The algorithm relies on the invariant that at any point during the scan of the original list, the altered set fully represents all strings that must be removed. Since set membership is static and computed before filtering begins, each decision is independent and final. Every original string is included in the output if and only if it is not marked for removal, and because we never reorder or partially remove duplicates, the relative order of surviving elements remains identical to the input.

Python Solution

import sys
input = sys.stdin.readline

def solve():
    data = sys.stdin.read().strip().split()
    if not data:
        return
    
    # We assume format: n m, then n strings, then m strings
    it = iter(data)
    n = int(next(it))
    m = int(next(it))
    
    original = [next(it) for _ in range(n)]
    altered = {next(it) for _ in range(m)}
    
    res = []
    for s in original:
        if s not in altered:
            res.append(s)
    
    sys.stdout.write("\n".join(res))

if __name__ == "__main__":
    solve()

The implementation first builds a set from the altered list so that lookups are constant time. The original list is stored as an array to preserve order. The filtering loop is a direct translation of the algorithm step where we decide inclusion based on membership in the set.
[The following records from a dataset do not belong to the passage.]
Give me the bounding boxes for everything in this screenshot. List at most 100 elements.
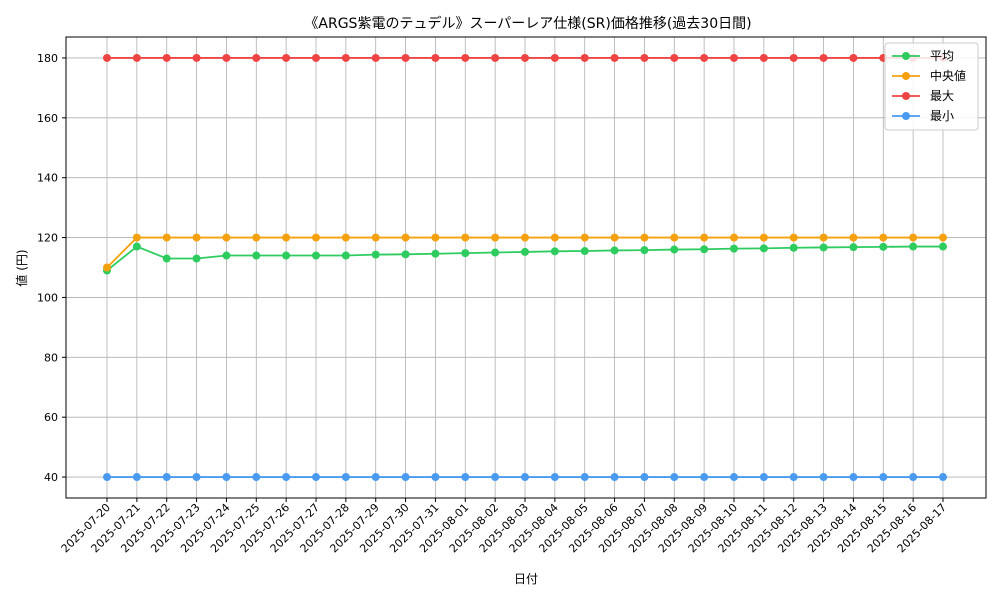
y-tick-label: 140 <box>37 172 58 185</box>
series-2 <box>103 53 947 62</box>
data-point <box>341 251 350 260</box>
data-point <box>162 473 171 482</box>
data-point <box>819 243 828 252</box>
data-point <box>849 473 858 482</box>
data-point <box>670 53 679 62</box>
data-point <box>939 233 947 242</box>
data-point <box>550 53 559 62</box>
data-point <box>879 233 888 242</box>
series-3 <box>103 473 947 482</box>
data-point <box>580 473 589 482</box>
data-point <box>700 245 709 254</box>
data-point <box>132 242 141 251</box>
data-point <box>431 249 440 258</box>
data-point <box>610 246 619 255</box>
data-point <box>670 473 679 482</box>
data-point <box>282 251 291 260</box>
y-axis-ticks: 40 60 80 100 120 140 160 180 <box>37 52 66 484</box>
data-point <box>550 233 559 242</box>
data-point <box>580 53 589 62</box>
data-point <box>461 53 470 62</box>
data-point <box>222 233 231 242</box>
data-point <box>640 246 649 255</box>
legend-label: 中央値 <box>930 68 966 83</box>
data-point <box>312 53 320 62</box>
data-point <box>610 473 619 482</box>
data-point <box>640 53 649 62</box>
data-point <box>819 473 828 482</box>
data-point <box>879 473 888 482</box>
data-point <box>730 244 738 253</box>
data-point <box>222 251 231 260</box>
data-point <box>939 473 947 482</box>
data-point <box>730 233 738 242</box>
series-0 <box>103 242 947 275</box>
y-axis-label: 値 (円) <box>14 249 29 286</box>
data-point <box>700 473 709 482</box>
legend-marker <box>902 52 910 60</box>
data-point <box>849 243 858 252</box>
y-tick-label: 100 <box>37 291 58 304</box>
data-point <box>789 233 798 242</box>
data-point <box>252 233 261 242</box>
data-point <box>759 53 768 62</box>
data-point <box>222 473 231 482</box>
data-point <box>401 53 410 62</box>
data-point <box>312 473 320 482</box>
data-point <box>521 53 529 62</box>
y-tick-label: 80 <box>44 351 58 364</box>
data-point <box>401 233 410 242</box>
data-point <box>849 53 858 62</box>
data-point <box>401 250 410 259</box>
data-point <box>431 473 440 482</box>
data-point <box>312 251 320 260</box>
data-point <box>521 233 529 242</box>
data-point <box>550 473 559 482</box>
data-point <box>282 233 291 242</box>
data-point <box>192 53 201 62</box>
data-point <box>939 242 947 251</box>
data-point <box>192 254 201 263</box>
legend-marker <box>902 112 910 120</box>
y-tick-label: 60 <box>44 411 58 424</box>
y-tick-label: 120 <box>37 232 58 245</box>
data-point <box>580 247 589 256</box>
data-point <box>222 53 231 62</box>
data-point <box>282 473 291 482</box>
data-point <box>461 473 470 482</box>
data-point <box>759 473 768 482</box>
data-point <box>521 473 529 482</box>
series-layer <box>103 53 947 482</box>
data-point <box>162 254 171 263</box>
data-point <box>341 233 350 242</box>
data-point <box>700 53 709 62</box>
data-point <box>341 473 350 482</box>
legend-box <box>884 42 979 131</box>
data-point <box>640 233 649 242</box>
data-point <box>103 263 111 272</box>
data-point <box>192 233 201 242</box>
data-point <box>610 233 619 242</box>
data-point <box>252 473 261 482</box>
y-tick-label: 180 <box>37 52 58 65</box>
data-point <box>132 53 141 62</box>
series-1 <box>103 233 947 272</box>
data-point <box>670 245 679 254</box>
data-point <box>610 53 619 62</box>
data-point <box>461 233 470 242</box>
data-point <box>819 53 828 62</box>
data-point <box>282 53 291 62</box>
data-point <box>909 473 918 482</box>
data-point <box>789 473 798 482</box>
data-point <box>759 244 768 253</box>
data-point <box>909 242 918 251</box>
data-point <box>580 233 589 242</box>
data-point <box>162 53 171 62</box>
data-point <box>461 249 470 258</box>
data-point <box>192 473 201 482</box>
legend-marker <box>902 72 910 80</box>
data-point <box>491 248 500 257</box>
y-tick-label: 40 <box>44 471 58 484</box>
data-point <box>162 233 171 242</box>
data-point <box>640 473 649 482</box>
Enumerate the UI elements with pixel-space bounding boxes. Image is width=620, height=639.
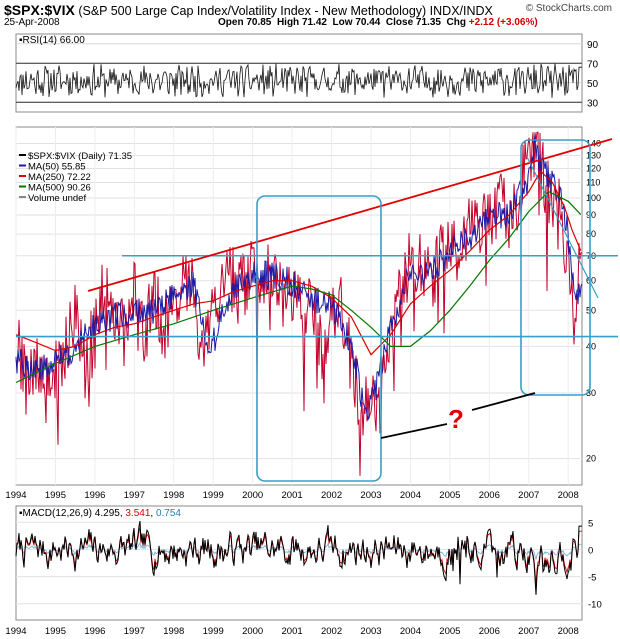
macd-y-tick-label: 0: [588, 545, 593, 556]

A common mistake is attempting to delete elements from the original list in-place while iterating. That leads to skipped elements or index errors. Another issue is using a list for the altered collection, which silently degrades performance due to linear membership checks.

Worked Examples

Example 1

Input:

3 2
a b c
b d
Step Original element In altered set Action Result
1 a no keep [a]
2 b yes skip [a]
3 c no keep [a, c]

Output:

a
c

This trace shows how only membership in the altered set determines removal, independent of position or frequency.

Example 2

Input:

5 3
x y x z w
x z y
Step Original element In altered set Action Result
1 x yes skip []
2 y yes skip []
3 x yes skip []
4 z yes skip []
5 w no keep [w]

Output:

w

This example highlights duplicate handling. Both occurrences of "x" are removed because membership is global, not positional.

Complexity Analysis

Measure Complexity Explanation
Time O(n + m) Building the set takes O(m), scanning the original list takes O(n), and each lookup is O(1) average
Space O(m) The altered strings are stored in a hash set

The solution comfortably fits within typical Codeforces limits for n and m up to 10^5, since it performs only linear passes over the input.

Test Cases

import sys, io

def run(inp: str) -> str:
    sys.stdin = io.StringIO(inp)
    from __main__ import solve
    try:
        solve()
    except Exception:
        pass
    return sys.stdout.getvalue().strip()

# sample-style case
assert run("3 2\na b c\nb d") == "a\nc"

# no removals
assert run("3 1\na b c\nd") == "a\nb\nc"

# all removed
assert run("3 2\na a b\na b") == ""

# duplicates in original
assert run("4 1\na a a b\na") == "b"

# alternating removals
assert run("6 3\np q r s t u\nq t x") == "p\nr\ns\nu"
Test input Expected output What it validates
no overlap full original preserves list when nothing is removed
full overlap empty handles complete deletion
duplicates partial filtering removes all occurrences
mixed case partial stability preserves order and skips correctly

Edge Cases

A key edge case is repeated strings in the original list that must all be removed if present in the altered list. For input like ["a", "a", "b"] with altered ["a"], the algorithm processes each "a" independently and removes both because membership is checked per element, not per position. The set ensures that once "a" is marked invalid, every occurrence is filtered out consistently.

Another edge case is when the altered list is empty. The set becomes empty, so every membership check fails, and the original list is returned unchanged in order. This confirms that the algorithm does not introduce unintended filtering.